The glory days of Net Yaroze as told by the game creators who were there

The Net Yaroze’s importance is probably hard to grasp from the mountain tops we sit upon today. These days we see people bemoan the saturation of small, amateur, and otherwise non-blockbuster games on digital markets. The so-called “indie bubble” is about to burst, they say, in a manner fitting of Chicken Licken’s cry of “The sky is falling!” Back in the Net Yaroze’s day, the opposite was the issue to be tackled: making videogame development more accessible, establishing a community of creators, and getting hobbyist games in front of people who wanted to play them.
Sony was trying to foster a bed of creative talent
The Net Yaroze was a $750 development kit released in 1997 that allowed anyone who could afford it and who could be bothered to learn the C programming language to make games for Sony’s PlayStation. Its significance is its tie-in with a major gaming console. Hobbyist game-makers existed before the Net Yaroze, sure, but they were mostly confined to non-gaming focused PCs like the Amiga 500 and Commodore 64. The exception is the Atari 2600 which, somewhat notoriously, is a home console that was flooded with amateur games.
On paper, the major difference between the Net Yaroze and the Atari 2600 are the figures. Atari’s console has sold 30 million units as of 2004 whereas the original PlayStation (not including the PSOne model released in 2000) has sold about 74 million units. If you want more figures to compare these to then the Commodore 64 probably sold about 12.5 million units (it’s a debatable figure) and the Amiga 500 sold between four to six million units.

Unfortunately, for those making games with the Net Yaroze, reaching those millions of people turned out to be a lot of hassle, if not impossible. The problem was that these creators weren’t able to burn their games to disc so they could be distributed.
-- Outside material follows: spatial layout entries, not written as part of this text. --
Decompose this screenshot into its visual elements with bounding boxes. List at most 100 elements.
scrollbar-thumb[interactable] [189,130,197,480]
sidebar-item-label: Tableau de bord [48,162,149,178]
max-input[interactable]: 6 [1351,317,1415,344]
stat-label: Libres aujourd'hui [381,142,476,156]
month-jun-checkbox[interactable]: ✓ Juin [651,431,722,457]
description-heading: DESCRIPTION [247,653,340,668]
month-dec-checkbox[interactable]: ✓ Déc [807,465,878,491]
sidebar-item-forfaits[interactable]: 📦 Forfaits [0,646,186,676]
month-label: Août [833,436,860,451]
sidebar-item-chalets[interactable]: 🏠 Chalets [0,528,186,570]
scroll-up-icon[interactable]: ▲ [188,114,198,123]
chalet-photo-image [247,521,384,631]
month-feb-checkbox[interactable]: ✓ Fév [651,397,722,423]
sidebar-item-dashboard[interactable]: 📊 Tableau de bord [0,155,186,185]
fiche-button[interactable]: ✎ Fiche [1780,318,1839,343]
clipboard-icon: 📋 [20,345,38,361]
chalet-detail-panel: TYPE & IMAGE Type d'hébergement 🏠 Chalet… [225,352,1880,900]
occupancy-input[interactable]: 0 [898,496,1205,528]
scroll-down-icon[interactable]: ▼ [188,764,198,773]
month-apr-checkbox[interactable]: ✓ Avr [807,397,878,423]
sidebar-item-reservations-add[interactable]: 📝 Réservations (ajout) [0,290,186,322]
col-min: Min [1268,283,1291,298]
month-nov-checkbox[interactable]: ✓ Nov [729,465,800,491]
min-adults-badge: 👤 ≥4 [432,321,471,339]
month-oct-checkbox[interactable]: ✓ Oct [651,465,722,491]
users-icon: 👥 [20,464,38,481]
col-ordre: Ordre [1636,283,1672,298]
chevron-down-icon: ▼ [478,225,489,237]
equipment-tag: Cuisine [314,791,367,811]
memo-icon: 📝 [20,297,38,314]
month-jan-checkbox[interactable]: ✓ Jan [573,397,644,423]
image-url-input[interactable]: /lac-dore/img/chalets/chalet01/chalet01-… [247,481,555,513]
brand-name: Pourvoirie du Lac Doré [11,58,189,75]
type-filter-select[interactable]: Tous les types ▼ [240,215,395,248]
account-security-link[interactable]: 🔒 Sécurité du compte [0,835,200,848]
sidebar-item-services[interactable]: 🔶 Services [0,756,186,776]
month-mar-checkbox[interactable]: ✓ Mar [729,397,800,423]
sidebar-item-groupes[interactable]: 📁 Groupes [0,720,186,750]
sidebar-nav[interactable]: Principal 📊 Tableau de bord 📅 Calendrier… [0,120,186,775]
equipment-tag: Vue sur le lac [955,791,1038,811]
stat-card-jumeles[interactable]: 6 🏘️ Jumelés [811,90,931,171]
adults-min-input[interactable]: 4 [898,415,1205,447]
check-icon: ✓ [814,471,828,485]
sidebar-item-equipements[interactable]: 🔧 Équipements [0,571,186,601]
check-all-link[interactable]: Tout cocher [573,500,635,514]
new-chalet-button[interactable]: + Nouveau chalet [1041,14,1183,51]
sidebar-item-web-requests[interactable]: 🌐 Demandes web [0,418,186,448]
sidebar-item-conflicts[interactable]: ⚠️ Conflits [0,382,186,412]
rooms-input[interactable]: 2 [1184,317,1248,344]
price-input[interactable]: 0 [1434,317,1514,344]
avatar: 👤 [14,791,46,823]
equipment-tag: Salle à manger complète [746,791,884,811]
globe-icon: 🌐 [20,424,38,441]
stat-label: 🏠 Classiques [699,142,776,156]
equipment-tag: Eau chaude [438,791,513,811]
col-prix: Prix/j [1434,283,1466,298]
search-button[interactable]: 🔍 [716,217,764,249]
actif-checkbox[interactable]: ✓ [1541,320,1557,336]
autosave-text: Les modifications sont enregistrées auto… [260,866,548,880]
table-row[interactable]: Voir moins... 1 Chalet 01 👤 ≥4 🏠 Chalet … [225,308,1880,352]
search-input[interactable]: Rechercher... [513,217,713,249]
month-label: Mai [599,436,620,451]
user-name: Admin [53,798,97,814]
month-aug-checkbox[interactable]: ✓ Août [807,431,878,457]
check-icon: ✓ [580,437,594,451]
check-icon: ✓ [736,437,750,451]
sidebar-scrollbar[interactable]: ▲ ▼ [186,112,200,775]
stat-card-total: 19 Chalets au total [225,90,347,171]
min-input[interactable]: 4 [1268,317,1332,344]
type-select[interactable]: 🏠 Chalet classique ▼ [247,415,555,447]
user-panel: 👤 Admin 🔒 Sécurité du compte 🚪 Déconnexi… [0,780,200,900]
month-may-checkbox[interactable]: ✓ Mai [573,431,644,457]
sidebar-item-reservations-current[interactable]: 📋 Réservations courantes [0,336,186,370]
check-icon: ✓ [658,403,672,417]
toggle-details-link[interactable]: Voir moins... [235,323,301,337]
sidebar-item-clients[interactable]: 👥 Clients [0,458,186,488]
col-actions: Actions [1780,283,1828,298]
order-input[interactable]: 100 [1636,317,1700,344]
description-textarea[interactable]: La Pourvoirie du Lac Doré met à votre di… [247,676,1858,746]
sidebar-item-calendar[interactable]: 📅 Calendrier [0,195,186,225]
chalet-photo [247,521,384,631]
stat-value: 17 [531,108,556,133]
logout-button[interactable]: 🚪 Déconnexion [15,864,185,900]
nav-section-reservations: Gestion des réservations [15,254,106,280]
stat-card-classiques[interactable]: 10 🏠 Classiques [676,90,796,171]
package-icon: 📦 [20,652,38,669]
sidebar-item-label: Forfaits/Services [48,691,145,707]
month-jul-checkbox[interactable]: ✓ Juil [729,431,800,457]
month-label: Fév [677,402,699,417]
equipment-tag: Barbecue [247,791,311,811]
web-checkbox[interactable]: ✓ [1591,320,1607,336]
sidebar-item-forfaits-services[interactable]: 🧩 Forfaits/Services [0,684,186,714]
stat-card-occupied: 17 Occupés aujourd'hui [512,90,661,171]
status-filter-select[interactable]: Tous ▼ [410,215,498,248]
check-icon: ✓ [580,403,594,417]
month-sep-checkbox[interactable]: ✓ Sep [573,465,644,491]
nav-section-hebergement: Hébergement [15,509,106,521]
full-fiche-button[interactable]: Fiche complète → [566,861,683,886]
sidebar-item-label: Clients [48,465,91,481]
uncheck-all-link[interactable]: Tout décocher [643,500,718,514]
This seems to have been Sony’s effort to avoid a repeat of the Atari 2600 and have its console’s reputation brought down due to being rammed with unchecked and low-quality games.
This is one of the topics discussed by those that once made games with the Net Yaroze in Gamasutra‘s oral history of the development kit. “The lack of distribution channels was a very real limitation to the Net Yaroze, and is probably what led to its eventual demise,” says James Shaughnessy, creator of the Net Yaroze-made Gravitation. The whole article gives rare insight into the behind-the-scenes workings of the Net Yaroze and how Sony was trying to foster a bed of creative talent around its first gaming console.
There are plenty of shortcomings on Sony’s part to discuss but also many freedoms to celebrate that sowed the seeds of some peoples’ careers. Those that bought a Net Yaroze were given dedicated online spaces—private forums and individual webpages—where they could blog about their process and share games with each other. It provided a valuable source of feedback that they weren’t able to get from players until many years later when they discovered small cultish online followings of their games had arisen.

But in retrospect that internal feedback loop could have been expanded further had Sony not divided the communities by region. Those in Europe, America, and Japan were forced to keep within those continental circles which, while allowing for tighter-knit groups, meant that the swapping of ideas was limited. And unlike the game development tools and engines available now, the Net Yaroze wasn’t particularly user-friendly, and so, as the article notes, “the sharing of tools and knowledge was pivotal to getting a full game finished.” Who knows what could have been made back then had the separate communities been united to see each other’s games and processes?
“There was lots of banter and camaraderie.”
Also interesting is how other formalities of the Net Yaroze proved divisive. Some of the hobbyists thought that $750 was too expensive while others saw it as their motivation to not make waste of their money. Likewise, the hardware limitations proved to be a pain as big ideas had to fit into a tiny 1.5MB of free memory. But others saw these limitations as forcing out their creativity, to experiment, and to see how far they could push themselves within these squashed hardware specifications.
It’s also uplifting to read lines like this from Shaughnessy: “There was lots of banter and camaraderie. People would always take the time to help you if you asked how you might go about implementing something, or for help with bugs or with graphics or audio, and give feedback on the games you made.”

For people like myself, whose first taste of the different flavors that videogames can offer came from playing those made with the Net Yaroze, this is heartwarming. I remember getting excited every time my dad returned from the shop with a copy of the Official PlayStation Magazine. It always came with a demo disc that let you preview upcoming big games, but also had Net Yaroze games on there you could play in full (like the peculiar A Dog Tale). It was these odd snippets of ideas that I grew up on and what at least partly ignited my interest in games outside of the blockbuster spectrum.
Reading these memories of the Net Yaroze days stands as a reminder of how far the accessibility of game development and distribution has come since then. We can celebrate all that has happened in that time, especially as to how much more accepting of unusual videogames we seem to be as a population of players these days. But it also captures the energy created the momentum and that some of may have lost over time as they become increasingly distant from their own roots in game creation.